Microsoft has adopted a facilitation model rather than betting entirely on a single AI solution. While the company maintains a partnership with OpenAI and integrates tools like Copilot into its Office suite, it simultaneously offers alternative models through its Azure cloud computing platform. This includes competing systems such as Grok from xAI and R1 from DeepSeek, positioning Microsoft as an agnostic infrastructure provider.

This approach has proven effective. Azure has emerged as the fastest-growing cloud service among major providers, and the company’s cloud division continues generating impressive revenue growth. By remaining neutral rather than fully committed to one vendor, Microsoft is hedging its bets while capturing growth across the AI ecosystem.

Meta Platforms’ Strategy: Monetizing AI Through Advertising

Meta Platforms, the parent of Facebook and Instagram, generates the majority of its revenue through digital advertising. Generative AI has already begun transforming ad performance on these platforms, enabling rapid revenue growth over recent quarters. The company’s investment in AI capabilities is beginning to show measurable returns.

However, this growth comes with a caveat: Meta Platforms’ capital expenditure plans are raising investor concerns. The company has signaled that spending on AI data centers will accelerate in 2026 compared to 2025, likely pushing capital expenditures beyond the $100 billion threshold. This aggressive spending has spooked some investors, causing recent stock weakness.

Beyond Stock Splits: Why Both Stocks Deserve Attention

Whether or not Microsoft and Meta Platforms announce splits in 2026, the fundamental investment thesis for each remains compelling.

For Microsoft, sustained momentum in cloud computing and its flexible approach to AI partnerships position it well for continued growth.
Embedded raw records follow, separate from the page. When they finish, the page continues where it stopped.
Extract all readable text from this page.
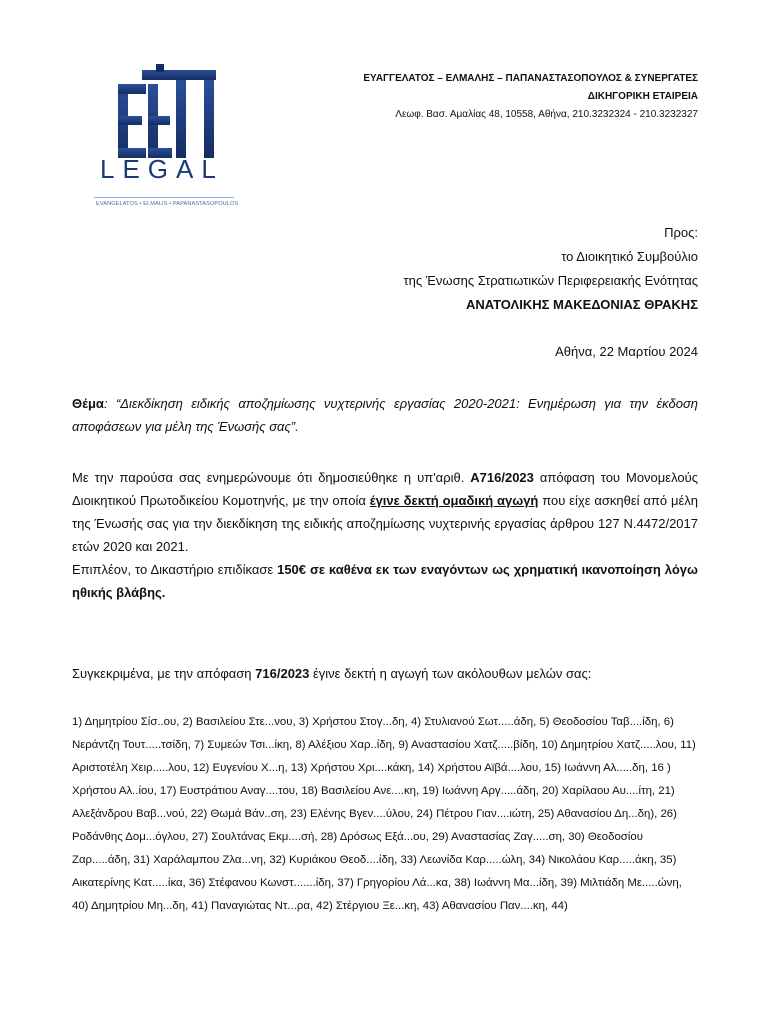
LEGAL
EVANGELATOS • ELMALIS • PAPANASTASOPOULOS
ΕΥΑΓΓΕΛΑΤΟΣ – ΕΛΜΑΛΗΣ – ΠΑΠΑΝΑΣΤΑΣΟΠΟΥΛΟΣ & ΣΥΝΕΡΓΑΤΕΣ
ΔΙΚΗΓΟΡΙΚΗ ΕΤΑΙΡΕΙΑ
Λεωφ. Βασ. Αμαλίας 48, 10558, Αθήνα, 210.3232324 - 210.3232327
Προς:
το Διοικητικό Συμβούλιο
της Ένωσης Στρατιωτικών Περιφερειακής Ενότητας
ΑΝΑΤΟΛΙΚΗΣ ΜΑΚΕΔΟΝΙΑΣ ΘΡΑΚΗΣ
Αθήνα, 22 Μαρτίου 2024
Θέμα: “Διεκδίκηση ειδικής αποζημίωσης νυχτερινής εργασίας 2020-2021: Ενημέρωση για την έκδοση αποφάσεων για μέλη της Ένωσής σας”.

Με την παρούσα σας ενημερώνουμε ότι δημοσιεύθηκε η υπ'αριθ. Α716/2023 απόφαση του Μονομελούς Διοικητικού Πρωτοδικείου Κομοτηνής, με την οποία έγινε δεκτή ομαδική αγωγή που είχε ασκηθεί από μέλη της Ένωσής σας για την διεκδίκηση της ειδικής αποζημίωσης νυχτερινής εργασίας άρθρου 127 Ν.4472/2017 ετών 2020 και 2021.

Επιπλέον, το Δικαστήριο επιδίκασε 150€ σε καθένα εκ των εναγόντων ως χρηματική ικανοποίηση λόγω ηθικής βλάβης.

Συγκεκριμένα, με την απόφαση 716/2023 έγινε δεκτή η αγωγή των ακόλουθων μελών σας:
1) Δημητρίου Σίσ..ου, 2) Βασιλείου Στε...νου, 3) Χρήστου Στογ...δη, 4) Στυλιανού Σωτ.....άδη, 5) Θεοδοσίου Ταβ....ίδη, 6) Νεράντζη Τουτ.....τσίδη, 7) Συμεών Τσι...ίκη, 8) Αλέξιου Χαρ..ίδη, 9) Αναστασίου Χατζ.....βίδη, 10) Δημητρίου Χατζ.....λου, 11) Αριστοτέλη Χειρ.....λου, 12) Ευγενίου Χ...η, 13) Χρήστου Χρι....κάκη, 14) Χρήστου Αϊβά....λου, 15) Ιωάννη Αλ.....δη, 16 ) Χρήστου Αλ..ίου, 17) Ευστράτιου Αναγ....του, 18) Βασιλείου Ανε....κη, 19) Ιωάννη Αργ.....άδη, 20) Χαρίλαου Αυ....ίτη, 21) Αλεξάνδρου Βαβ...νού, 22) Θωμά Βάν..ση, 23) Ελένης Βγεν....ύλου, 24) Πέτρου Γιαν....ιώτη, 25) Αθανασίου Δη...δη), 26) Ροδάνθης Δομ...όγλου, 27) Σουλτάνας Εκμ....σή, 28) Δρόσως Εξά...ου, 29) Αναστασίας Ζαγ.....ση, 30) Θεοδοσίου Ζαρ.....άδη, 31) Χαράλαμπου Ζλα...νη, 32) Κυριάκου Θεοδ....ίδη, 33) Λεωνίδα Καρ.....ώλη, 34) Νικολάου Καρ.....άκη, 35) Αικατερίνης Κατ.....ίκα, 36) Στέφανου Κωνστ.......ίδη, 37) Γρηγορίου Λά...κα, 38) Ιωάννη Μα...ίδη, 39) Μιλτιάδη Με.....ώνη, 40) Δημητρίου Μη...δη, 41) Παναγιώτας Ντ...ρα, 42) Στέργιου Ξε...κη, 43) Αθανασίου Παν....κη, 44)
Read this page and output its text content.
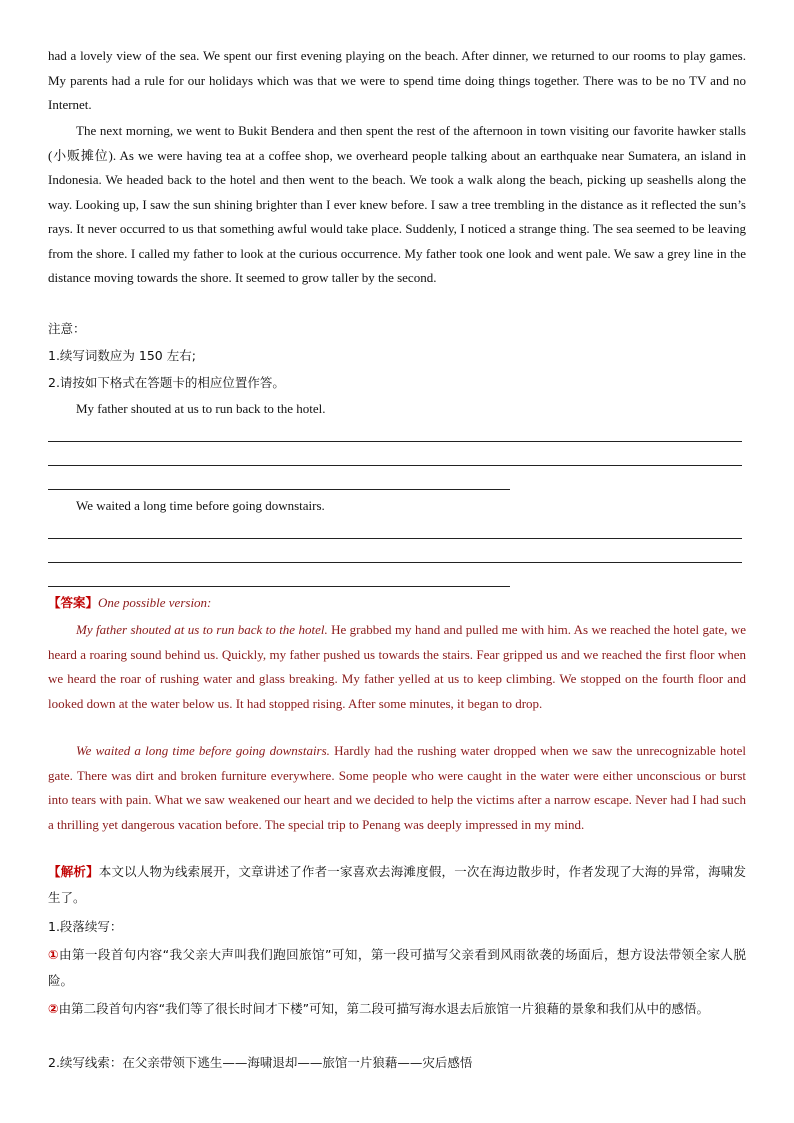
had a lovely view of the sea. We spent our first evening playing on the beach. After dinner, we returned to our rooms to play games. My parents had a rule for our holidays which was that we were to spend time doing things together. There was to be no TV and no Internet.

The next morning, we went to Bukit Bendera and then spent the rest of the afternoon in town visiting our favorite hawker stalls (小贩摊位). As we were having tea at a coffee shop, we overheard people talking about an earthquake near Sumatera, an island in Indonesia. We headed back to the hotel and then went to the beach. We took a walk along the beach, picking up seashells along the way. Looking up, I saw the sun shining brighter than I ever knew before. I saw a tree trembling in the distance as it reflected the sun’s rays. It never occurred to us that something awful would take place. Suddenly, I noticed a strange thing. The sea seemed to be leaving from the shore. I called my father to look at the curious occurrence. My father took one look and went pale. We saw a grey line in the distance moving towards the shore. It seemed to grow taller by the second.

注意：
1.续写词数应为 150 左右;
2.请按如下格式在答题卡的相应位置作答。
My father shouted at us to run back to the hotel.
We waited a long time before going downstairs.
【答案】One possible version:

My father shouted at us to run back to the hotel. He grabbed my hand and pulled me with him. As we reached the hotel gate, we heard a roaring sound behind us. Quickly, my father pushed us towards the stairs. Fear gripped us and we reached the first floor when we heard the roar of rushing water and glass breaking. My father yelled at us to keep climbing. We stopped on the fourth floor and looked down at the water below us. It had stopped rising. After some minutes, it began to drop.

We waited a long time before going downstairs. Hardly had the rushing water dropped when we saw the unrecognizable hotel gate. There was dirt and broken furniture everywhere. Some people who were caught in the water were either unconscious or burst into tears with pain. What we saw weakened our heart and we decided to help the victims after a narrow escape. Never had I had such a thrilling yet dangerous vacation before. The special trip to Penang was deeply impressed in my mind.

【解析】本文以人物为线索展开，文章讲述了作者一家喜欢去海滩度假，一次在海边散步时，作者发现了大海的异常，海啸发生了。

1.段落续写：

①由第一段首句内容“我父亲大声叫我们跑回旅馆”可知，第一段可描写父亲看到风雨欲袭的场面后，想方设法带领全家人脱险。

②由第二段首句内容“我们等了很长时间才下楼”可知，第二段可描写海水退去后旅馆一片狼藉的景象和我们从中的感悟。

2.续写线索：在父亲带领下逃生——海啸退却——旅馆一片狼藉——灾后感悟
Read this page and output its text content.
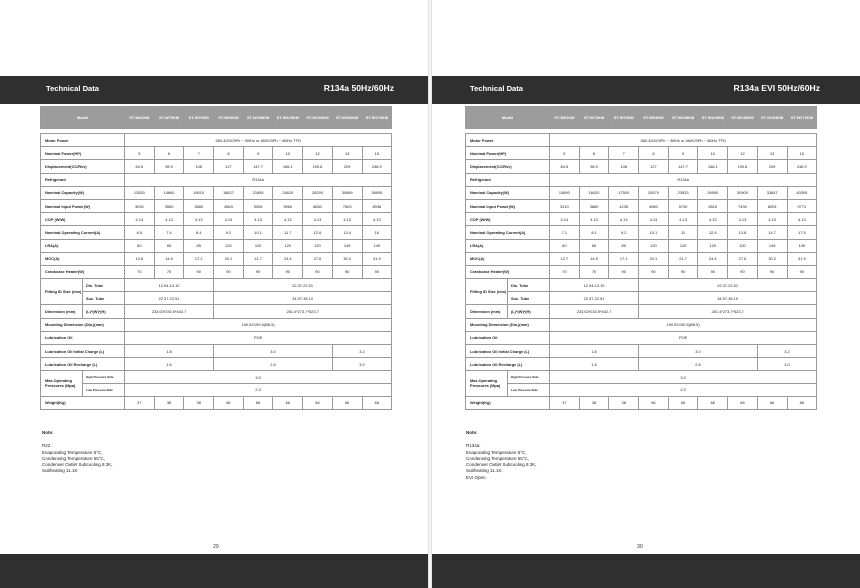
Technical Data	R134a 50Hz/60Hz
Model		ST-W61KM	ST-W72KM	ST-W79KM	ST-W94KM	ST-W108KM	ST-W125KM	ST-W138KM	ST-W154KM	ST-W170KM

Motor Power		380-420V/3Ph ~ /50Hz or 460V/3Ph ~ /60Hz TFD								
Nominal Power(HP)		5	6	7	8	9	10	12	13	15
Displacement(CC/Rev)		84.5	98.9	108	127	147.7	166.1	190.8	209	248.9
Refrigerant		R134a								
Nominal Capacity(W)		12530	14660	16010	18827	21895	24620	28290	30989	36905
Nominal Input Power(W)		3030	3550	3880	4563	5306	5960	6850	7503	8936
COP (W/W)		4.14	4.13	4.13	4.13	4.13	4.13	4.13	4.13	4.13
Nominal Operating Current(A)		6.5	7.4	8.4	9.2	10.1	11.7	12.6	13.4	16
LRA(A)		60	65	85	120	120	120	120	149	149
MOC(A)		12.6	14.5	17.2	20.1	21.7	24.4	27.6	30.2	31.9
Crankcase Heater(W)		70	70	90	90	90	90	90	90	90
Fitting ID Size (mm)	Dis. Tube	12.94-13.10			22.37-22.51					
	Suc. Tube	22.37-22.51			34.97-35.10					
Dimension (mm)	(L)*(W)*(H)	233.63*230.5*442.7			281.4*273.7*523.7					
Mounting Dimension (Dia.)(mm)		190.5X190.5(Ø8.5)								
Lubrication Oil		POE								
Lubrication Oil Initial Charge (L)		1.8			3.0				3.2	
Lubrication Oil Recharge (L)		1.6			2.8				3.0	
Max.Operating Pressures (Mpa)	High Pressure Side	3.0								
	Low Pressure Side	2.0								
Weight(Kg)		37	38	38	66	66	66	66	66	66
Note:
R22 :
Evaporating Temperature 5°C,
Condensing Temperature 55°C,
Condenser Outlet Subcooling 8.3K,
Subheating 11.1K
29
Technical Data	R134a EVI 50Hz/60Hz
Model		ST-W61KM	ST-W72KM	ST-W79KM	ST-W94KM	ST-W108KM	ST-W125KM	ST-W138KM	ST-W154KM	ST-W170KM

Motor Power		380-420V/3Ph ~ /50Hz or 460V/3Ph ~ /60Hz TFD								
Nominal Power(HP)		5	6	7	8	9	10	12	13	15
Displacement(CC/Rev)		84.5	98.9	108	127	147.7	166.1	190.8	209	248.9
Refrigerant		R134a								
Nominal Capacity(W)		13690	16020	17500	20579	23933	26900	30900	33847	40309
Nominal Input Power(W)		3310	3880	4235	4980	5792	6510	7490	8204	9771
COP (W/W)		4.14	4.13	4.13	4.13	4.13	4.13	4.13	4.13	4.13
Nominal Operating Current(A)		7.1	8.1	9.2	10.1	11	12.8	13.8	14.7	17.5
LRA(A)		60	65	85	120	120	120	120	149	149
MOC(A)		12.7	14.5	17.1	20.1	21.7	24.4	27.6	30.2	31.9
Crankcase Heater(W)		70	70	90	90	90	90	90	90	90
Fitting ID Size (mm)	Dis. Tube	12.94-13.10			22.37-22.51					
	Suc. Tube	22.37-22.51			34.97-35.10					
Dimension (mm)	(L)*(W)*(H)	233.63*230.5*442.7			281.4*273.7*523.7					
Mounting Dimension (Dia.)(mm)		190.5X190.5(Ø8.5)								
Lubrication Oil		POE								
Lubrication Oil Initial Charge (L)		1.8			3.0				3.2	
Lubrication Oil Recharge (L)		1.6			2.8				3.0	
Max.Operating Pressures (Mpa)	High Pressure Side	3.0								
	Low Pressure Side	2.0								
Weight(Kg)		37	38	38	66	66	66	66	66	66
Note:
R134a:
Evaporating Temperature 5°C,
Condensing Temperature 55°C,
Condenser Outlet Subcooling 8.3K,
Subheating 11.1K,
EVI Open.
30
The company isn’t betting its entire future on a single AI vendor but rather enabling customers to access multiple technologies through its infrastructure—a more defensive and practical strategy.

For Meta Platforms, the key will be demonstrating that its substantial AI investments generate consistent returns. If the company can show meaningful improvements in advertising economics and progress in emerging technologies like AI-powered glasses, investors may overlook the higher spending levels. The stock’s recent pullback could present an opportunity for those willing to accept near-term spending volatility for longer-term AI upside.

The Bottom Line

Stock splits might capture headlines in 2026, but they shouldn’t drive investment decisions for either Microsoft or Meta Platforms. Both companies are executing distinct strategies within the AI sector, with Microsoft leveraging its platform neutrality and Meta betting on advertising transformation. Evaluating these stocks requires looking beyond potential splits to examine their competitive positioning, capital efficiency, and ability to monetize artificial intelligence innovations.